If you want to pre-compute a kernel for n
vectors (of any dimension), what need to do is calculate the kernel function between each pair of examples. The kernel function takes two vectors and gives a scalar, so you can think of a precomputed kernel as a nxn
matrix of scalars. It's usually called the kernel matrix, or sometimes the Gram matrix.
There are many different kernels, the simplest is the linear kernel (also known as the dot product):
sum(x_i * y_i) for i in [1..N] where (x_1,...,x_N) (y_1,..,y_N) are vectors
Secondly, trying to answer your problem...
The documentation about precomputed kernels in libsvm is actually pretty good...
Assume the original training data has three four-feature instances
and testing data has one instance:
15 1:1 2:1 3:1 4:1
45 2:3 4:3
25 3:1
15 1:1 3:1
If the linear kernel is used, we have the following
new training/testing sets:
15 0:1 1:4 2:6 3:1
45 0:2 1:6 2:18 3:0
25 0:3 1:1 2:0 3:1
15 0:? 1:2 2:0 3:1
Each vector here in the second example is a row in the kernel matrix.

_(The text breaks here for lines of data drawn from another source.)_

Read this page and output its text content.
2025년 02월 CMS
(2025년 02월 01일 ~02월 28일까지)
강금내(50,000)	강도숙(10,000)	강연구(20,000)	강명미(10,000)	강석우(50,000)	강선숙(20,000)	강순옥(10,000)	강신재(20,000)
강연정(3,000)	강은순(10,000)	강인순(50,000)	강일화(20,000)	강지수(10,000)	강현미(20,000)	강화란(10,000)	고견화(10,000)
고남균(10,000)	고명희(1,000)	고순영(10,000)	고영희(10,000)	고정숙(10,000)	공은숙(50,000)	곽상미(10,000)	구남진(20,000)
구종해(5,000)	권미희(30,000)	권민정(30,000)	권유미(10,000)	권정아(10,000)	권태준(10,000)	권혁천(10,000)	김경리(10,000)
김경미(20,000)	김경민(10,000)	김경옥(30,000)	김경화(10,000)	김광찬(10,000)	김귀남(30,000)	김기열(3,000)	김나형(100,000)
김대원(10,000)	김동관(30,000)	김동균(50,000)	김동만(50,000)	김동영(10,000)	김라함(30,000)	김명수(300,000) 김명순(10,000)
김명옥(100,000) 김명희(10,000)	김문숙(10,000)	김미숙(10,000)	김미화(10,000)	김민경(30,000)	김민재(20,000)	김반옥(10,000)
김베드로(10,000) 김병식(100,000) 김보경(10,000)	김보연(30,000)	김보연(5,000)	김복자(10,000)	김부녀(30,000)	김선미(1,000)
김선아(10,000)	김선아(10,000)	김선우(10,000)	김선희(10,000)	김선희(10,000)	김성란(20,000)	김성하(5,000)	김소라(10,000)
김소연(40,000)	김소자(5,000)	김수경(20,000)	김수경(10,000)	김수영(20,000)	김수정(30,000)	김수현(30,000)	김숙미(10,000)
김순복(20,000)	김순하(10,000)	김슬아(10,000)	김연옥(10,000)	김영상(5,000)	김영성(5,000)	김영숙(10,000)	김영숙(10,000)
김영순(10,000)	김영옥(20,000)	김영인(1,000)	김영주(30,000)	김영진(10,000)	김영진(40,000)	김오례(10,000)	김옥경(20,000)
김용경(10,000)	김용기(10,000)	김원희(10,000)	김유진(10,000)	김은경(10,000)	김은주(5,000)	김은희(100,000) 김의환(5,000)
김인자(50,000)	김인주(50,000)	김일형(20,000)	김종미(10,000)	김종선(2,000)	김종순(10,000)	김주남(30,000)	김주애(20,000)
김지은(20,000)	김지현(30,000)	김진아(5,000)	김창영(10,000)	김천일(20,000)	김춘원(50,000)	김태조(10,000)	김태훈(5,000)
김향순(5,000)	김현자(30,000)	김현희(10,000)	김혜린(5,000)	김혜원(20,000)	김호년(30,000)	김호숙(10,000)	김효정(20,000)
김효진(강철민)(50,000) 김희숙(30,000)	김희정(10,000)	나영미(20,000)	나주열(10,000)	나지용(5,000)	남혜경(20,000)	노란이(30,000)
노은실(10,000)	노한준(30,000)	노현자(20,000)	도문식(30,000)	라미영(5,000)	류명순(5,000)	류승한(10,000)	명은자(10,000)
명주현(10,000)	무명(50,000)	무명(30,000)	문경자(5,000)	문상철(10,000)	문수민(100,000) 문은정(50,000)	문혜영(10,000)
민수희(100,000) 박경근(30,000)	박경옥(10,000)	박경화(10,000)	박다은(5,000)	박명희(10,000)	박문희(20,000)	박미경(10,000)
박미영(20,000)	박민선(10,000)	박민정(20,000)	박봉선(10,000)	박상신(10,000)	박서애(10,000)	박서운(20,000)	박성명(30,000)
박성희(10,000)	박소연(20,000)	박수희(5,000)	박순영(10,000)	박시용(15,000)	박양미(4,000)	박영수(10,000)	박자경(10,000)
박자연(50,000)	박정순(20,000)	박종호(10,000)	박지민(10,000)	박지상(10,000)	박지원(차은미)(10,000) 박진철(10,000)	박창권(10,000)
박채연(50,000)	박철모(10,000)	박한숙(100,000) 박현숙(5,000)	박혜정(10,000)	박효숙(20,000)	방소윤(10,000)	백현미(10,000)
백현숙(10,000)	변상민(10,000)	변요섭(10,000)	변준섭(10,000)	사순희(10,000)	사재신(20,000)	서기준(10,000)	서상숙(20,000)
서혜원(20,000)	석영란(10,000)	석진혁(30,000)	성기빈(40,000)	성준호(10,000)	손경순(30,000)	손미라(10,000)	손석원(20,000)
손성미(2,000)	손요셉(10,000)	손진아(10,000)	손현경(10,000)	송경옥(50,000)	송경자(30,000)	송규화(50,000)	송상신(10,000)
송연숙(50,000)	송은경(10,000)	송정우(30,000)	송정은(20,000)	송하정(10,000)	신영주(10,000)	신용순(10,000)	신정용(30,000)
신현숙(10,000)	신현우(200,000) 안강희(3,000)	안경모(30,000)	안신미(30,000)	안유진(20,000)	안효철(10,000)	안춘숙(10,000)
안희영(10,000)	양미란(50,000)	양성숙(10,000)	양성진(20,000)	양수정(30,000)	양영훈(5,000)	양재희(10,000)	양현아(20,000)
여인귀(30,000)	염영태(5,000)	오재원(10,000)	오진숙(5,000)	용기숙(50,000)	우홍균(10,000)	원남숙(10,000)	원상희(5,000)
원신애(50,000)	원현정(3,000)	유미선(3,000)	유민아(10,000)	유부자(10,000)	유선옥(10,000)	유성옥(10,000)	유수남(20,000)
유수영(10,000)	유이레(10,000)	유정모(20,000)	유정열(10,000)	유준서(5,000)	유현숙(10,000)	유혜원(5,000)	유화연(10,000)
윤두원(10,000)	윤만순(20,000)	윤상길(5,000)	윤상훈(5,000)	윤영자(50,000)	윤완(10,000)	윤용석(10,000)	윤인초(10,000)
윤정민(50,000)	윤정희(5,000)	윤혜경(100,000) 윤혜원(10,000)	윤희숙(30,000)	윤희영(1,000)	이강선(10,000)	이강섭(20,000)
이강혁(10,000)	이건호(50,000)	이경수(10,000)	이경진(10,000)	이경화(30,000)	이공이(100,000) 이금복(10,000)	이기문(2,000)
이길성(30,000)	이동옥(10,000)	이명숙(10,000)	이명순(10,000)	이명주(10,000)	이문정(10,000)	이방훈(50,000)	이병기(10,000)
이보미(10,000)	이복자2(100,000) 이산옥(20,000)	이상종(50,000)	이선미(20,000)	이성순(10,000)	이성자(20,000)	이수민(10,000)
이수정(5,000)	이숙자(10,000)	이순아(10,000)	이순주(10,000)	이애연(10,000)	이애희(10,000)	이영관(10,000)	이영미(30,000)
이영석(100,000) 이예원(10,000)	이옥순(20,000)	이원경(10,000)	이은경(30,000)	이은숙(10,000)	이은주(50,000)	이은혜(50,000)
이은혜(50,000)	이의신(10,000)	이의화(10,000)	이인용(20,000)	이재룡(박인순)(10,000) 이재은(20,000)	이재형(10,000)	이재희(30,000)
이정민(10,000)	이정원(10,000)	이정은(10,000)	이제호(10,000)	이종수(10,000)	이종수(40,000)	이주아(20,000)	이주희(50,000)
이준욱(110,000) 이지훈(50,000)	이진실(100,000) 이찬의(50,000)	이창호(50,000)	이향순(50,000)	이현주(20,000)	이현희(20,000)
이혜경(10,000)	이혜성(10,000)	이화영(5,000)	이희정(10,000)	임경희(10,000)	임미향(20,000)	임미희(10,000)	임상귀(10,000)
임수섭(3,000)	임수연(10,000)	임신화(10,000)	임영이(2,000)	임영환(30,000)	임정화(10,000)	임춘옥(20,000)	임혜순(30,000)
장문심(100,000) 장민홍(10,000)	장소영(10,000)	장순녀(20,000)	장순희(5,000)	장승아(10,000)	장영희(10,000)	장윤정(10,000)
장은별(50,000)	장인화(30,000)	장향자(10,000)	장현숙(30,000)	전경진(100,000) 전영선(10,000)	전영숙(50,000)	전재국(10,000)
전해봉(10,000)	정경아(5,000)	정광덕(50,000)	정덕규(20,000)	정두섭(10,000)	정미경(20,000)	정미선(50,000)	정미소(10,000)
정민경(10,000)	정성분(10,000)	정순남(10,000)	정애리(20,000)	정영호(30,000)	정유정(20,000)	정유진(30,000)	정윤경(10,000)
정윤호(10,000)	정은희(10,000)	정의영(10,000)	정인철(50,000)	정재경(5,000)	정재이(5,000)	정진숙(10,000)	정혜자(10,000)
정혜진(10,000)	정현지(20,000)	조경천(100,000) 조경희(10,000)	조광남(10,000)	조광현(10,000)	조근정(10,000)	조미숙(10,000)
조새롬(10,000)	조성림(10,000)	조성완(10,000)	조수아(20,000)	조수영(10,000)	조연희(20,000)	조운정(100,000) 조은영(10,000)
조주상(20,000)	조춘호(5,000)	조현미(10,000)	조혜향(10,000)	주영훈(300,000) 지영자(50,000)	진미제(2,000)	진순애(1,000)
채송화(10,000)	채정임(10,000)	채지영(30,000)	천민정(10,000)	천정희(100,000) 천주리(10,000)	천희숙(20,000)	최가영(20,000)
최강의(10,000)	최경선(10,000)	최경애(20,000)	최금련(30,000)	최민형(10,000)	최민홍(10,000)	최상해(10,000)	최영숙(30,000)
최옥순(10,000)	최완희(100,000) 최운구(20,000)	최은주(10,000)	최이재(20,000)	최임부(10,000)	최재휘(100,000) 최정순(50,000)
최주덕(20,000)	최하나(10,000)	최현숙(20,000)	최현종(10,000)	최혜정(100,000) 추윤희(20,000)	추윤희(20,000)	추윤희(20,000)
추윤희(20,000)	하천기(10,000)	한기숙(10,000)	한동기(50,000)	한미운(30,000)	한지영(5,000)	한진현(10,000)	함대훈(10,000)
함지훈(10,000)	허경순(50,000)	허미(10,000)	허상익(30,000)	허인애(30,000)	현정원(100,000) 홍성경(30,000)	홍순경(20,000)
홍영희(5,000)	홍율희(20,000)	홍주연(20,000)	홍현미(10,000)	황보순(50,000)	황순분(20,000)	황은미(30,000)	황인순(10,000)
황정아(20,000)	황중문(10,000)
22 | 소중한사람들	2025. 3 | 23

The value at index zero is the ID value and it just seems to be a sequential count. The value at index 1 of the first vector is the value of the kernel function of the first vector from the first example with itself (i.e. (1x1)+(1x1)+(1x1)+(1x1) = 4
), the second is the value of the kernel function of the first vector with the second (i.e. (1x3)+(1x3)=6
). It follows on like that for the rest of the example. You can see in that the kernel matrix is symmetric, as it should be, because K(x,y) = K(y,x).
It's worth pointing out that the first set of vectors are represented in a sparse format (i.e. missing values are zero), but the kernel matrix isn't and shouldn't be sparse. I don't know why that is, it just seems to be a libsvm thing.